Start slowly. It is easy to get swept up in the excitement of a new workout program. But when we go all out, we often crash and burn. Rest days are essential, and so is starting slow. Start with light weights and build up as you get stronger. It’s also advisable to avoid working out the same muscle groups two days in a row—this can lead to injuries and hinder your muscle recovery and growth.
Learn proper form. It’s essential to maintain proper form for weightlifting to reduce your chances of injuries and maximize the benefits of each exercise. You can learn the correct form from certified trainers or by taking a weightlifting class at your gym. There are also online training options, where you can receive feedback from a certified trainer via live video.
Set performance goals. Set performance goals to stay motivated and record your progress to see your strength gains over time. Once you have mastered your form and can comfortably do all your lifts in a workout, you can increase your weight incrementally. I recommend adding no more than 10 percent more weight at a time. So if you can comfortably do squats with 60 pounds, you’ll add six pounds to increase your lift amount.
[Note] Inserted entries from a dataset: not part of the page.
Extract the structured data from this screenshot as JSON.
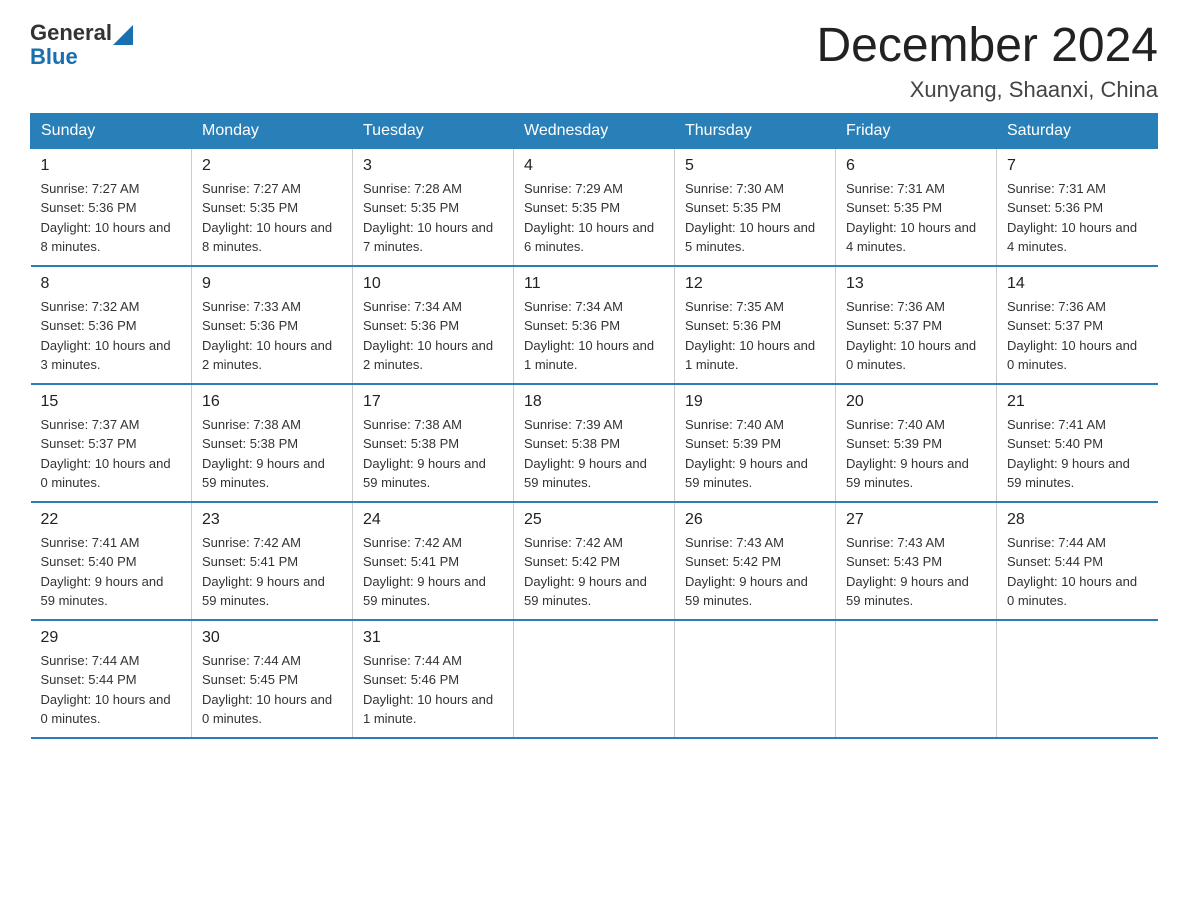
{
  "logo": {
    "general": "General",
    "blue": "Blue"
  },
  "title": "December 2024",
  "location": "Xunyang, Shaanxi, China",
  "weekdays": [
    "Sunday",
    "Monday",
    "Tuesday",
    "Wednesday",
    "Thursday",
    "Friday",
    "Saturday"
  ],
  "weeks": [
    [
      {
        "day": "1",
        "sunrise": "7:27 AM",
        "sunset": "5:36 PM",
        "daylight": "10 hours and 8 minutes."
      },
      {
        "day": "2",
        "sunrise": "7:27 AM",
        "sunset": "5:35 PM",
        "daylight": "10 hours and 8 minutes."
      },
      {
        "day": "3",
        "sunrise": "7:28 AM",
        "sunset": "5:35 PM",
        "daylight": "10 hours and 7 minutes."
      },
      {
        "day": "4",
        "sunrise": "7:29 AM",
        "sunset": "5:35 PM",
        "daylight": "10 hours and 6 minutes."
      },
      {
        "day": "5",
        "sunrise": "7:30 AM",
        "sunset": "5:35 PM",
        "daylight": "10 hours and 5 minutes."
      },
      {
        "day": "6",
        "sunrise": "7:31 AM",
        "sunset": "5:35 PM",
        "daylight": "10 hours and 4 minutes."
      },
      {
        "day": "7",
        "sunrise": "7:31 AM",
        "sunset": "5:36 PM",
        "daylight": "10 hours and 4 minutes."
      }
    ],
    [
      {
        "day": "8",
        "sunrise": "7:32 AM",
        "sunset": "5:36 PM",
        "daylight": "10 hours and 3 minutes."
      },
      {
        "day": "9",
        "sunrise": "7:33 AM",
        "sunset": "5:36 PM",
        "daylight": "10 hours and 2 minutes."
      },
      {
        "day": "10",
        "sunrise": "7:34 AM",
        "sunset": "5:36 PM",
        "daylight": "10 hours and 2 minutes."
      },
      {
        "day": "11",
        "sunrise": "7:34 AM",
        "sunset": "5:36 PM",
        "daylight": "10 hours and 1 minute."
      },
      {
        "day": "12",
        "sunrise": "7:35 AM",
        "sunset": "5:36 PM",
        "daylight": "10 hours and 1 minute."
      },
      {
        "day": "13",
        "sunrise": "7:36 AM",
        "sunset": "5:37 PM",
        "daylight": "10 hours and 0 minutes."
      },
      {
        "day": "14",
        "sunrise": "7:36 AM",
        "sunset": "5:37 PM",
        "daylight": "10 hours and 0 minutes."
      }
    ],
    [
      {
        "day": "15",
        "sunrise": "7:37 AM",
        "sunset": "5:37 PM",
        "daylight": "10 hours and 0 minutes."
      },
      {
        "day": "16",
        "sunrise": "7:38 AM",
        "sunset": "5:38 PM",
        "daylight": "9 hours and 59 minutes."
      },
      {
        "day": "17",
        "sunrise": "7:38 AM",
        "sunset": "5:38 PM",
        "daylight": "9 hours and 59 minutes."
      },
      {
        "day": "18",
        "sunrise": "7:39 AM",
        "sunset": "5:38 PM",
        "daylight": "9 hours and 59 minutes."
      },
      {
        "day": "19",
        "sunrise": "7:40 AM",
        "sunset": "5:39 PM",
        "daylight": "9 hours and 59 minutes."
      },
      {
        "day": "20",
        "sunrise": "7:40 AM",
        "sunset": "5:39 PM",
        "daylight": "9 hours and 59 minutes."
      },
      {
        "day": "21",
        "sunrise": "7:41 AM",
        "sunset": "5:40 PM",
        "daylight": "9 hours and 59 minutes."
      }
    ],
    [
      {
        "day": "22",
        "sunrise": "7:41 AM",
        "sunset": "5:40 PM",
        "daylight": "9 hours and 59 minutes."
      },
      {
        "day": "23",
        "sunrise": "7:42 AM",
        "sunset": "5:41 PM",
        "daylight": "9 hours and 59 minutes."
      },
      {
        "day": "24",
        "sunrise": "7:42 AM",
        "sunset": "5:41 PM",
        "daylight": "9 hours and 59 minutes."
      },
      {
        "day": "25",
        "sunrise": "7:42 AM",
        "sunset": "5:42 PM",
        "daylight": "9 hours and 59 minutes."
      },
      {
        "day": "26",
        "sunrise": "7:43 AM",
        "sunset": "5:42 PM",
        "daylight": "9 hours and 59 minutes."
      },
      {
        "day": "27",
        "sunrise": "7:43 AM",
        "sunset": "5:43 PM",
        "daylight": "9 hours and 59 minutes."
      },
      {
        "day": "28",
        "sunrise": "7:44 AM",
        "sunset": "5:44 PM",
        "daylight": "10 hours and 0 minutes."
      }
    ],
    [
      {
        "day": "29",
        "sunrise": "7:44 AM",
        "sunset": "5:44 PM",
        "daylight": "10 hours and 0 minutes."
      },
      {
        "day": "30",
        "sunrise": "7:44 AM",
        "sunset": "5:45 PM",
        "daylight": "10 hours and 0 minutes."
      },
      {
        "day": "31",
        "sunrise": "7:44 AM",
        "sunset": "5:46 PM",
        "daylight": "10 hours and 1 minute."
      },
      null,
      null,
      null,
      null
    ]
  ]
}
Adjust as needed. Life happens, as do injuries or seasons where we need to take breaks. Assess where you’re at once a month and readjust your goals and training as needed.
Whether you are just beginning a weightlifting program or have been doing it for years, I hope you enjoy the benefits for years to come. Here’s to women everywhere who continue to lift themselves up, one weight at a time.
Marnie Kunz is a NASM-certified trainer and USATF- and RRCA-certified running coach and the founder of Runstreet fitness community. She enjoys running, weightlifting and going on long, slow walks with her Akita in Brooklyn, NY.